Der norwegische Bergbaukonzern Nordic Mining ASA steht vor einer existenzkritischen Phase. Wie das Unternehmen am vergangenen Freitag bekannt gab, reichen die derzeitigen Barreserven voraussichtlich nur noch bis zum 4. September 2026 aus.

Um den Betrieb am Schlüsselprojekt Engebø aufrechtzuerhalten, bemüht sich das Management nun um eine Notfinanzierung in Millionenhöhe. Die Nachricht von massiven technischen Problemen und rechtlichen Auseinandersetzungen belastet die Situation zusätzlich, während das Unternehmen unter Hochdruck an einer Stabilisierung arbeitet.

Dramatischer Liquiditätsengpass und Notfinanzierung

Die finanzielle Lage von Nordic Mining hat sich zuletzt drastisch zugespitzt. Um die Liquidität bis mindestens November 2026 zu sichern, plant das Unternehmen eine Aufstockung seiner besicherten Anleihen, um ein Volumen von 10 bis 15 Millionen US-Dollar einzusammeln.

Medienberichten zufolge ist dieser Schritt zwingend erforderlich, da die bisherigen Mittel schneller aufgezehrt wurden als geplant. Ein erster Teilerfolg gelang bereits bei den Gläubigern: Eine Mehrheit von über zwei Dritteln der stimmberechtigten Anleiheinhaber stimmte am vergangenen Freitag zu, die ursprünglich am vergangenen Sonntag fällige Kuponzahlung aufzuschieben.

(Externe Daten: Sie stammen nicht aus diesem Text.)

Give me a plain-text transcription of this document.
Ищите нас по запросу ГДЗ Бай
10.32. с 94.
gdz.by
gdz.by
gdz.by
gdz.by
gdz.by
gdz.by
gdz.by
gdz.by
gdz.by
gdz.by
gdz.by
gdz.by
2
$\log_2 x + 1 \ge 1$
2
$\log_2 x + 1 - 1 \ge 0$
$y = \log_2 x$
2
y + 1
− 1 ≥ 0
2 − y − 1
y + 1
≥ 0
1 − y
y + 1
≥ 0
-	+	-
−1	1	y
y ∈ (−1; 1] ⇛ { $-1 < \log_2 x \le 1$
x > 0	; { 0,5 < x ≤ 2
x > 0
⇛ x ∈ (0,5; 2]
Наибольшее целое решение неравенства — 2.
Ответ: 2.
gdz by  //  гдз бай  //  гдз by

Diese Atempause ist jedoch an strenge Bedingungen geknüpft. Bis zum 4. September muss eine unabhängige technische Prüfung durch SRK Consulting abgeschlossen sein. Diese Untersuchung gilt als Grundvoraussetzung dafür, dass die Anleihegläubiger die endgültige Zusage für die Notfallfinanzierung erteilen. Sollte der Bericht negativ ausfallen oder sich verzögern, droht dem Unternehmen bereits Anfang nächsten Monats die Zahlungsunfähigkeit.

Produktion am Engebø-Projekt gerät ins Stocken

Hintergrund der finanziellen Schieflage sind erhebliche Verzögerungen beim Hochlauf des Engebø-Projekts, das auf die Gewinnung von Rutil und Granat spezialisiert ist. Technische Herausforderungen bei der Trennung des Rutils sowie Probleme mit Granat-Feinstoffen machten die ursprünglichen Produktionsziele zunicht. Nordic Mining sah sich gezwungen, die Produktionsprognosen deutlich nach unten zu korrigieren.

Um den Betrieb zu retten, hat das Unternehmen einen sogenannten „Ramp-up-Reset“ eingeleitet. Dabei wird die operative Leitung durch den externen technischen Berater Systemex unterstützt, der den Durchsatz der Anlage stabilisieren soll.

Diese Maßnahme folgt auf einen Wechsel im operativen Management, der bereits Anfang des Jahres vollzogen wurde. Ziel ist es, die technischen Mängel in der Aufbereitungskette kurzfristig zu beheben, um den Cashflow aus der Produktion zu sichern.

Rechtliche Hürden und Umweltstreitigkeiten

Zusätzlich zu den wirtschaftlichen Problemen sieht sich Nordic Mining mit juristischem Widerstand konfrontiert. Das Unternehmen Neptun Network STI hat einen Antrag auf eine einstweilige Verfügung gestellt, um die Entsorgung von Bergbauabfällen im Førdefjord zu unterbinden. Nordic Mining kündigte an, sich entschieden gegen diesen Anspruch zur Wehr zu setzen.

Auch auf höchstrichterlicher Ebene bleibt die Lage volatil. Nach einem Urteil des Obersten Gerichtshofs Norwegens, das Genehmigungen für die Abfallentsorgung aufgrund von Verfahrensfehlern für ungültig erklärte, prüft das Ministerium für Klima und Umwelt die Sachlage derzeit neu.

Zwar dürfen die Arbeiten unter den bestehenden Bedingungen vorerst fortgesetzt werden, doch die rechtliche Unsicherheit bleibt ein erheblicher Risikofaktor für potenzielle Investoren.

An der Börse zeigt sich heute eine leichte Erholungsbewegung, wobei die Aktie bei 2,87 NOK notiert und damit ein Plus von 7,5 % verzeichnet. Dennoch bleibt das Vertrauen der Anleger schwer erschüttert: Auf Sicht der letzten 30 Tage steht ein massiver Kursverlust von 37 % zu Buche. Die kommenden Wochen bis zum Fristablauf am 4. September werden darüber entscheiden, ob Nordic Mining den Fortbestand des Unternehmens sichern kann.